James Traynor – I have it on good authority that it will. With the Sale Shark owner ready to invest it will make the SFL the most powerful league in the world with Rangers leading from the front. Neil Lennon and Celtic will be left to wander like lost souls in the barren wasteland called the SPL and I am the Prince of Saturn.
Richard Wilson – Money is undoubtedly currency so the riches are untold for Rangers with Kennedy’s latest pledge. Lavish prizes will be on offer as the mighty Ibrox club rises like a Herald journalist in a private consultation with Sir David Murray. There is no limit for the new Rangers now as muscles are flexed and pawns moved in the ultimate game of poker. The victor will be the one who keeps a straight face whilst revealing his hand.
Chick Young – Walter Smith simply must be behind this new mega-bid for the Govan based behemoths. He hasn’t telephoned me but this simply must mean that his phone has been switched of in the ultimate game of cloak-and-dagger. Brian Kennedy has more moves than Mick Jagger on acidic substances and Smith will be pulling the strings like a dignified puppeteer whilst negotiating a deal with Lionel Messi as we speak.

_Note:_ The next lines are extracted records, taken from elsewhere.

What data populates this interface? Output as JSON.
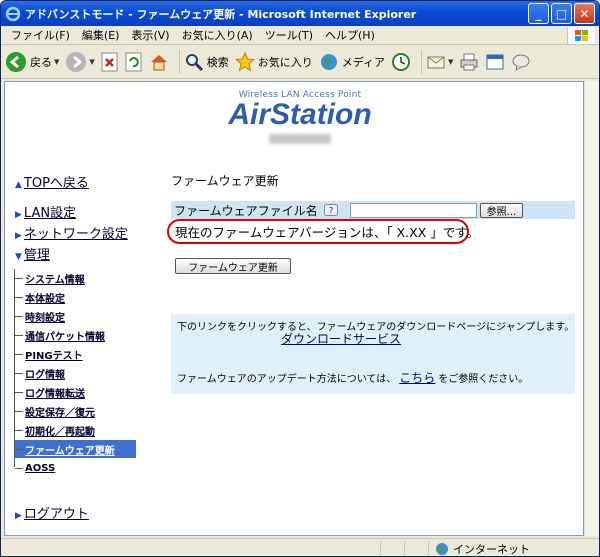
{
  "window": {
    "title": "アドバンストモード - ファームウェア更新 - Microsoft Internet Explorer",
    "minimize": "_",
    "maximize": "□",
    "close": "✕"
  },
  "menubar": {
    "items": [
      "ファイル(F)",
      "編集(E)",
      "表示(V)",
      "お気に入り(A)",
      "ツール(T)",
      "ヘルプ(H)"
    ]
  },
  "toolbar": {
    "back": "戻る",
    "search": "検索",
    "favorites": "お気に入り",
    "media": "メディア"
  },
  "header": {
    "tagline": "Wireless LAN Access Point",
    "brand": "AirStation"
  },
  "nav": {
    "top": "TOPへ戻る",
    "lan": "LAN設定",
    "network": "ネットワーク設定",
    "admin": "管理",
    "logout": "ログアウト",
    "sub": [
      "システム情報",
      "本体設定",
      "時刻設定",
      "通信パケット情報",
      "PINGテスト",
      "ログ情報",
      "ログ情報転送",
      "設定保存／復元",
      "初期化／再起動",
      "ファームウェア更新",
      "AOSS"
    ]
  },
  "main": {
    "heading": "ファームウェア更新",
    "file_label": "ファームウェアファイル名",
    "file_value": "",
    "browse": "参照...",
    "version_text": "現在のファームウェアバージョンは、「 X.XX 」です。",
    "update_button": "ファームウェア更新",
    "info_line1": "下のリンクをクリックすると、ファームウェアのダウンロードページにジャンプします。",
    "download_link": "ダウンロードサービス",
    "info_line2_pre": "ファームウェアのアップデート方法については、",
    "here_link": "こちら",
    "info_line2_post": "をご参照ください。"
  },
  "status": {
    "zone": "インターネット"
  }
}
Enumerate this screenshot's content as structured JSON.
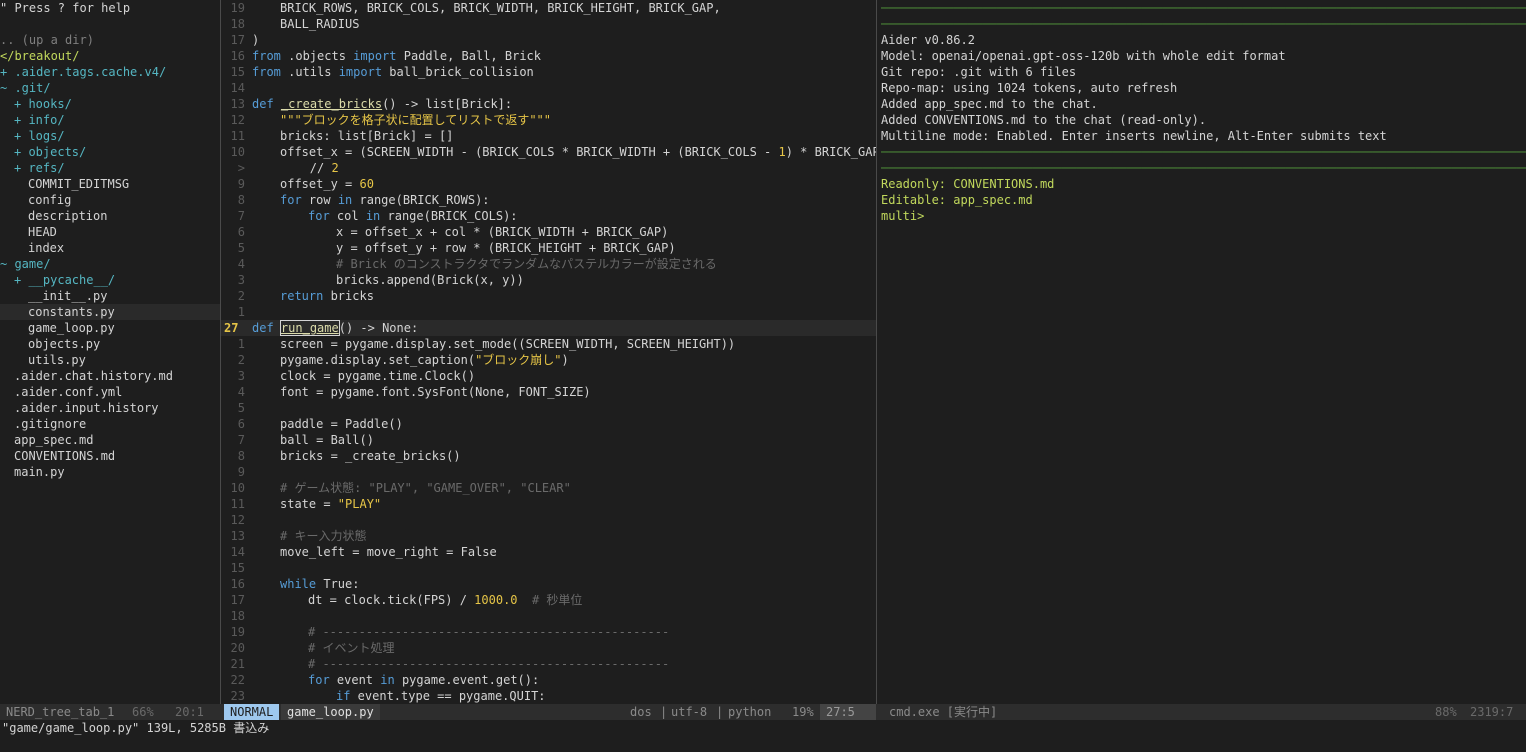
{
  "nerdtree": {
    "help": "\" Press ? for help",
    "updir": ".. (up a dir)",
    "cwd": "</breakout/",
    "entries": [
      {
        "indent": 0,
        "mark": "+ ",
        "name": ".aider.tags.cache.v4/",
        "type": "dir"
      },
      {
        "indent": 0,
        "mark": "~ ",
        "name": ".git/",
        "type": "dir"
      },
      {
        "indent": 1,
        "mark": "+ ",
        "name": "hooks/",
        "type": "dir"
      },
      {
        "indent": 1,
        "mark": "+ ",
        "name": "info/",
        "type": "dir"
      },
      {
        "indent": 1,
        "mark": "+ ",
        "name": "logs/",
        "type": "dir"
      },
      {
        "indent": 1,
        "mark": "+ ",
        "name": "objects/",
        "type": "dir"
      },
      {
        "indent": 1,
        "mark": "+ ",
        "name": "refs/",
        "type": "dir"
      },
      {
        "indent": 2,
        "mark": "",
        "name": "COMMIT_EDITMSG",
        "type": "file"
      },
      {
        "indent": 2,
        "mark": "",
        "name": "config",
        "type": "file"
      },
      {
        "indent": 2,
        "mark": "",
        "name": "description",
        "type": "file"
      },
      {
        "indent": 2,
        "mark": "",
        "name": "HEAD",
        "type": "file"
      },
      {
        "indent": 2,
        "mark": "",
        "name": "index",
        "type": "file"
      },
      {
        "indent": 0,
        "mark": "~ ",
        "name": "game/",
        "type": "dir"
      },
      {
        "indent": 1,
        "mark": "+ ",
        "name": "__pycache__/",
        "type": "dir"
      },
      {
        "indent": 2,
        "mark": "",
        "name": "__init__.py",
        "type": "file"
      },
      {
        "indent": 2,
        "mark": "",
        "name": "constants.py",
        "type": "file",
        "selected": true
      },
      {
        "indent": 2,
        "mark": "",
        "name": "game_loop.py",
        "type": "file"
      },
      {
        "indent": 2,
        "mark": "",
        "name": "objects.py",
        "type": "file"
      },
      {
        "indent": 2,
        "mark": "",
        "name": "utils.py",
        "type": "file"
      },
      {
        "indent": 1,
        "mark": "",
        "name": ".aider.chat.history.md",
        "type": "file"
      },
      {
        "indent": 1,
        "mark": "",
        "name": ".aider.conf.yml",
        "type": "file"
      },
      {
        "indent": 1,
        "mark": "",
        "name": ".aider.input.history",
        "type": "file"
      },
      {
        "indent": 1,
        "mark": "",
        "name": ".gitignore",
        "type": "file"
      },
      {
        "indent": 1,
        "mark": "",
        "name": "app_spec.md",
        "type": "file"
      },
      {
        "indent": 1,
        "mark": "",
        "name": "CONVENTIONS.md",
        "type": "file"
      },
      {
        "indent": 1,
        "mark": "",
        "name": "main.py",
        "type": "file"
      }
    ]
  },
  "editor": {
    "lines": [
      {
        "n": "19",
        "ind": 1,
        "segs": [
          [
            "",
            "BRICK_ROWS, BRICK_COLS, BRICK_WIDTH, BRICK_HEIGHT, BRICK_GAP,"
          ]
        ]
      },
      {
        "n": "18",
        "ind": 1,
        "segs": [
          [
            "",
            "BALL_RADIUS"
          ]
        ]
      },
      {
        "n": "17",
        "ind": 0,
        "segs": [
          [
            "",
            ")"
          ]
        ]
      },
      {
        "n": "16",
        "ind": 0,
        "segs": [
          [
            "kw",
            "from"
          ],
          [
            "",
            " .objects "
          ],
          [
            "kw",
            "import"
          ],
          [
            "",
            " Paddle, Ball, Brick"
          ]
        ]
      },
      {
        "n": "15",
        "ind": 0,
        "segs": [
          [
            "kw",
            "from"
          ],
          [
            "",
            " .utils "
          ],
          [
            "kw",
            "import"
          ],
          [
            "",
            " ball_brick_collision"
          ]
        ]
      },
      {
        "n": "14",
        "ind": 0,
        "segs": []
      },
      {
        "n": "13",
        "ind": 0,
        "segs": [
          [
            "kw",
            "def"
          ],
          [
            "",
            " "
          ],
          [
            "fn",
            "_create_bricks"
          ],
          [
            "",
            "() -> list[Brick]:"
          ]
        ]
      },
      {
        "n": "12",
        "ind": 1,
        "segs": [
          [
            "str",
            "\"\"\"ブロックを格子状に配置してリストで返す\"\"\""
          ]
        ]
      },
      {
        "n": "11",
        "ind": 1,
        "segs": [
          [
            "",
            "bricks: list[Brick] = []"
          ]
        ]
      },
      {
        "n": "10",
        "ind": 1,
        "segs": [
          [
            "",
            "offset_x = (SCREEN_WIDTH - (BRICK_COLS * BRICK_WIDTH + (BRICK_COLS - "
          ],
          [
            "num",
            "1"
          ],
          [
            "",
            ") * BRICK_GAP))"
          ]
        ]
      },
      {
        "n": ">",
        "ind": 0,
        "wrap": true,
        "segs": [
          [
            "",
            "        // "
          ],
          [
            "num",
            "2"
          ]
        ]
      },
      {
        "n": "9",
        "ind": 1,
        "segs": [
          [
            "",
            "offset_y = "
          ],
          [
            "num",
            "60"
          ]
        ]
      },
      {
        "n": "8",
        "ind": 1,
        "segs": [
          [
            "kw",
            "for"
          ],
          [
            "",
            " row "
          ],
          [
            "kw",
            "in"
          ],
          [
            "",
            " range(BRICK_ROWS):"
          ]
        ]
      },
      {
        "n": "7",
        "ind": 2,
        "segs": [
          [
            "kw",
            "for"
          ],
          [
            "",
            " col "
          ],
          [
            "kw",
            "in"
          ],
          [
            "",
            " range(BRICK_COLS):"
          ]
        ]
      },
      {
        "n": "6",
        "ind": 3,
        "segs": [
          [
            "",
            "x = offset_x + col * (BRICK_WIDTH + BRICK_GAP)"
          ]
        ]
      },
      {
        "n": "5",
        "ind": 3,
        "segs": [
          [
            "",
            "y = offset_y + row * (BRICK_HEIGHT + BRICK_GAP)"
          ]
        ]
      },
      {
        "n": "4",
        "ind": 3,
        "segs": [
          [
            "cmt",
            "# Brick のコンストラクタでランダムなパステルカラーが設定される"
          ]
        ]
      },
      {
        "n": "3",
        "ind": 3,
        "segs": [
          [
            "",
            "bricks.append(Brick(x, y))"
          ]
        ]
      },
      {
        "n": "2",
        "ind": 1,
        "segs": [
          [
            "kw",
            "return"
          ],
          [
            "",
            " bricks"
          ]
        ]
      },
      {
        "n": "1",
        "ind": 0,
        "segs": []
      },
      {
        "n": "27",
        "ind": 0,
        "cur": true,
        "segs": [
          [
            "kw",
            "def"
          ],
          [
            "",
            " "
          ],
          [
            "fn",
            "run_game"
          ],
          [
            "",
            "() -> None:"
          ]
        ]
      },
      {
        "n": "1",
        "ind": 1,
        "segs": [
          [
            "",
            "screen = pygame.display.set_mode((SCREEN_WIDTH, SCREEN_HEIGHT))"
          ]
        ]
      },
      {
        "n": "2",
        "ind": 1,
        "segs": [
          [
            "",
            "pygame.display.set_caption("
          ],
          [
            "str",
            "\"ブロック崩し\""
          ],
          [
            "",
            ")"
          ]
        ]
      },
      {
        "n": "3",
        "ind": 1,
        "segs": [
          [
            "",
            "clock = pygame.time.Clock()"
          ]
        ]
      },
      {
        "n": "4",
        "ind": 1,
        "segs": [
          [
            "",
            "font = pygame.font.SysFont(None, FONT_SIZE)"
          ]
        ]
      },
      {
        "n": "5",
        "ind": 0,
        "segs": []
      },
      {
        "n": "6",
        "ind": 1,
        "segs": [
          [
            "",
            "paddle = Paddle()"
          ]
        ]
      },
      {
        "n": "7",
        "ind": 1,
        "segs": [
          [
            "",
            "ball = Ball()"
          ]
        ]
      },
      {
        "n": "8",
        "ind": 1,
        "segs": [
          [
            "",
            "bricks = _create_bricks()"
          ]
        ]
      },
      {
        "n": "9",
        "ind": 0,
        "segs": []
      },
      {
        "n": "10",
        "ind": 1,
        "segs": [
          [
            "cmt",
            "# ゲーム状態: \"PLAY\", \"GAME_OVER\", \"CLEAR\""
          ]
        ]
      },
      {
        "n": "11",
        "ind": 1,
        "segs": [
          [
            "",
            "state = "
          ],
          [
            "str",
            "\"PLAY\""
          ]
        ]
      },
      {
        "n": "12",
        "ind": 0,
        "segs": []
      },
      {
        "n": "13",
        "ind": 1,
        "segs": [
          [
            "cmt",
            "# キー入力状態"
          ]
        ]
      },
      {
        "n": "14",
        "ind": 1,
        "segs": [
          [
            "",
            "move_left = move_right = False"
          ]
        ]
      },
      {
        "n": "15",
        "ind": 0,
        "segs": []
      },
      {
        "n": "16",
        "ind": 1,
        "segs": [
          [
            "kw",
            "while"
          ],
          [
            "",
            " True:"
          ]
        ]
      },
      {
        "n": "17",
        "ind": 2,
        "segs": [
          [
            "",
            "dt = clock.tick(FPS) / "
          ],
          [
            "num",
            "1000.0"
          ],
          [
            "",
            "  "
          ],
          [
            "cmt",
            "# 秒単位"
          ]
        ]
      },
      {
        "n": "18",
        "ind": 0,
        "segs": []
      },
      {
        "n": "19",
        "ind": 2,
        "segs": [
          [
            "cmt",
            "# ------------------------------------------------"
          ]
        ]
      },
      {
        "n": "20",
        "ind": 2,
        "segs": [
          [
            "cmt",
            "# イベント処理"
          ]
        ]
      },
      {
        "n": "21",
        "ind": 2,
        "segs": [
          [
            "cmt",
            "# ------------------------------------------------"
          ]
        ]
      },
      {
        "n": "22",
        "ind": 2,
        "segs": [
          [
            "kw",
            "for"
          ],
          [
            "",
            " event "
          ],
          [
            "kw",
            "in"
          ],
          [
            "",
            " pygame.event.get():"
          ]
        ]
      },
      {
        "n": "23",
        "ind": 3,
        "segs": [
          [
            "kw",
            "if"
          ],
          [
            "",
            " event.type == pygame.QUIT:"
          ]
        ]
      }
    ]
  },
  "terminal": {
    "lines": [
      {
        "c": "sep",
        "t": "──────────────────────────────────────────────────────────────────────────────────────────"
      },
      {
        "c": "sep",
        "t": "──────────────────────────────────────────────────────────────────────────────────────────"
      },
      {
        "c": "white",
        "t": "Aider v0.86.2"
      },
      {
        "c": "white",
        "t": "Model: openai/openai.gpt-oss-120b with whole edit format"
      },
      {
        "c": "white",
        "t": "Git repo: .git with 6 files"
      },
      {
        "c": "white",
        "t": "Repo-map: using 1024 tokens, auto refresh"
      },
      {
        "c": "white",
        "t": "Added app_spec.md to the chat."
      },
      {
        "c": "white",
        "t": "Added CONVENTIONS.md to the chat (read-only)."
      },
      {
        "c": "white",
        "t": "Multiline mode: Enabled. Enter inserts newline, Alt-Enter submits text"
      },
      {
        "c": "sep",
        "t": "──────────────────────────────────────────────────────────────────────────────────────────"
      },
      {
        "c": "sep",
        "t": "──────────────────────────────────────────────────────────────────────────────────────────"
      },
      {
        "c": "green",
        "t": "Readonly: CONVENTIONS.md"
      },
      {
        "c": "green",
        "t": "Editable: app_spec.md"
      },
      {
        "c": "green",
        "t": "multi> "
      }
    ]
  },
  "statusbar": {
    "nerd_name": "NERD_tree_tab_1",
    "nerd_pct": "66%",
    "nerd_pos": "20:1",
    "mode": "NORMAL",
    "file": "game_loop.py",
    "fileformat": "dos",
    "sep1": "|",
    "encoding": "utf-8",
    "sep2": "|",
    "filetype": "python",
    "pct": "19%",
    "pos": "27:5",
    "term_title": "cmd.exe [実行中]",
    "term_pct": "88%",
    "term_pos": "2319:7"
  },
  "cmdline": "\"game/game_loop.py\" 139L, 5285B 書込み",
  "colors": {
    "background": "#1e1e1e",
    "keyword": "#569cd6",
    "string": "#e6c547",
    "comment": "#6a6a6a",
    "nerd_dir": "#55b6c2",
    "terminal_green": "#c1d85c",
    "mode_badge": "#9ec8ee"
  }
}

Bill Leckie – Sale Sharks? More like Bought Brilliance. Ally McCoist must have woken up like a wean on Christmas Day as he heard of this latest bid for the club he loves. And you just know that stalwarts like Lee McCulloch, who doesn’t so much wear his heart on his sleeve he digs it out with a knife and places it there every day, can’t wait for the season to start with Ken’s billions now at the club. With Briano at the helm there’s no telling what can happen – eh bhoys?